I gonna post an updated version of my patchset, which introduced the issue,
with the fix merged (and some other minor changes).

Thanks!


> 
> I recommend to run
> ./run_kselftest.sh -c cgroup
> 
> >
> > Can you, please, provide some additional information?
> > How easy to reproduce it?
> 
> It is always reproducible on qemu-arm64, FVP, x86 with a given config.
> 
> > Do you see it every time or with some probability?
> 
> Always with selftests: cgroup: test_core.

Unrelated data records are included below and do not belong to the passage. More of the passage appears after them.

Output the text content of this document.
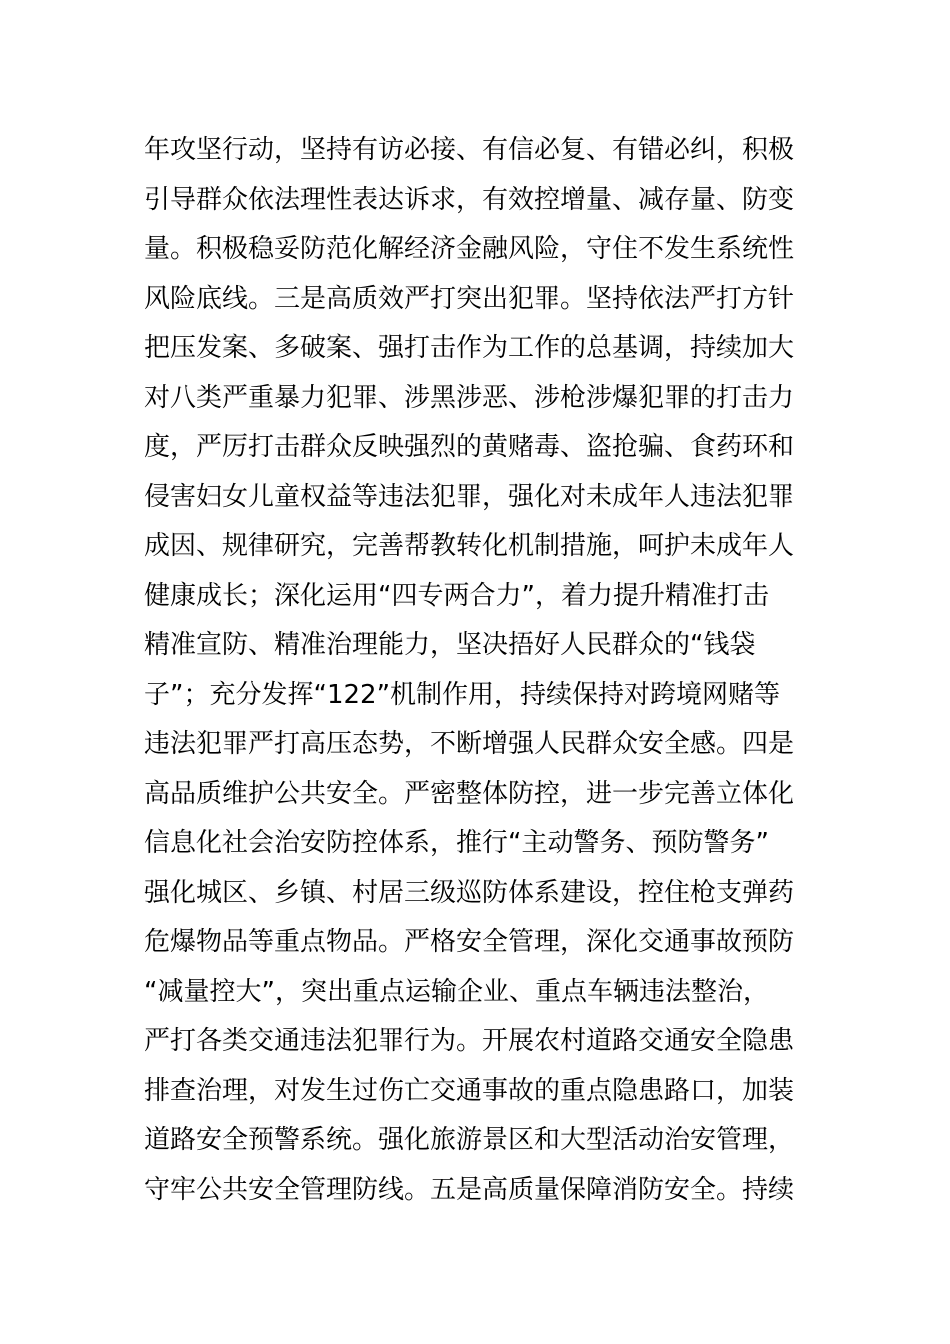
年攻坚行动，坚持有访必接、有信必复、有错必纠，积极
引导群众依法理性表达诉求，有效控增量、减存量、防变
量。积极稳妥防范化解经济金融风险，守住不发生系统性
风险底线。三是高质效严打突出犯罪。坚持依法严打方针
把压发案、多破案、强打击作为工作的总基调，持续加大
对八类严重暴力犯罪、涉黑涉恶、涉枪涉爆犯罪的打击力
度，严厉打击群众反映强烈的黄赌毒、盗抢骗、食药环和
侵害妇女儿童权益等违法犯罪，强化对未成年人违法犯罪
成因、规律研究，完善帮教转化机制措施，呵护未成年人
健康成长；深化运用“四专两合力”，着力提升精准打击
精准宣防、精准治理能力，坚决捂好人民群众的“钱袋
子”；充分发挥“122”机制作用，持续保持对跨境网赌等
违法犯罪严打高压态势，不断增强人民群众安全感。四是
高品质维护公共安全。严密整体防控，进一步完善立体化
信息化社会治安防控体系，推行“主动警务、预防警务”
强化城区、乡镇、村居三级巡防体系建设，控住枪支弹药
危爆物品等重点物品。严格安全管理，深化交通事故预防
“减量控大”，突出重点运输企业、重点车辆违法整治，
严打各类交通违法犯罪行为。开展农村道路交通安全隐患
排查治理，对发生过伤亡交通事故的重点隐患路口，加装
道路安全预警系统。强化旅游景区和大型活动治安管理，
守牢公共安全管理防线。五是高质量保障消防安全。持续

> I generally run all selftests: cgroup: *
> 
> > Do you see it on other platforms?
> qemu-arm64, FVP, x86.
> 
> > Can you, please, check where exactly the crash happens using addr2line?
> 
> I have provided links to build, test logs and steps to reproduce scripts.
> 
> Is this an interesting log ?
> 
> # selftests: cgroup: test_core
> # ok 1 test_cgcore_internal_process_constraint
> # ok 2 test_cgcore_top_down_constraint_enable
> # ok 3 test_cgcore_top_down_constraint_disable
> # ok 4 test_cgcore_no_internal_process_constraint_on_threads
> # ok 5 test_cgcore_parent_becomes_threaded
> # ok 6 test_cgcore_invalid_domain
> # ok 7 test_cgcore_populated
> # ok 8 test_cgcore_proc_migration
> # ok 9 test_cgcore_thread_migration
> # ok 10 test_cgcore_destroy
> # ok 11 test_cgcore_lesser_euid_open
> # ok 12 test_cgcore_lesser_ns_open
> <1>[  188.504854] Unable to handle kernel NULL pointer dereference at
> virtual address 0000000000000000
> <1>[  188.505724] Mem abort info:
> <1>[  188.506036]   ESR = 0x0000000096000044
> <1>[  188.507539]   EC = 0x25: DABT (current EL), IL = 32 bits
> <1>[  188.508268]   SET = 0, FnV = 0
> <1>[  188.508895]   EA = 0, S1PTW = 0
> <1>[  188.509517]   FSC = 0x04: level 0 translation fault
> <1>[  188.510279] Data abort info:
> <1>[  188.511513]   ISV = 0, ISS = 0x00000044, ISS2 = 0x00000000
> <1>[  188.512757]   CM = 0, WnR = 1, TnD = 0, TagAccess = 0
> <1>[  188.513333]   GCS = 0, Overlay = 0, DirtyBit = 0, Xs = 0
> <1>[  188.514316] user pgtable: 4k pages, 48-bit VAs, pgdp=0000000104934000
> <1>[  188.516277] [0000000000000000] pgd=0000000000000000, p4d=0000000000000000
> <0>[  188.517886] Internal error: Oops: 0000000096000044 [#1] PREEMPT SMP
> <4>[  188.518838] Modules linked in: crct10dif_ce sm3_ce sm3 sha3_ce
> sha512_ce sha512_arm64 fuse drm backlight dm_mod ip_tables x_tables
> <4>[  188.521105] CPU: 0 PID: 57 Comm: kworker/0:2 Not tainted
> 6.6.0-rc4-next-20231006 #1
> <4>[  188.521750] Hardware name: linux,dummy-virt (DT)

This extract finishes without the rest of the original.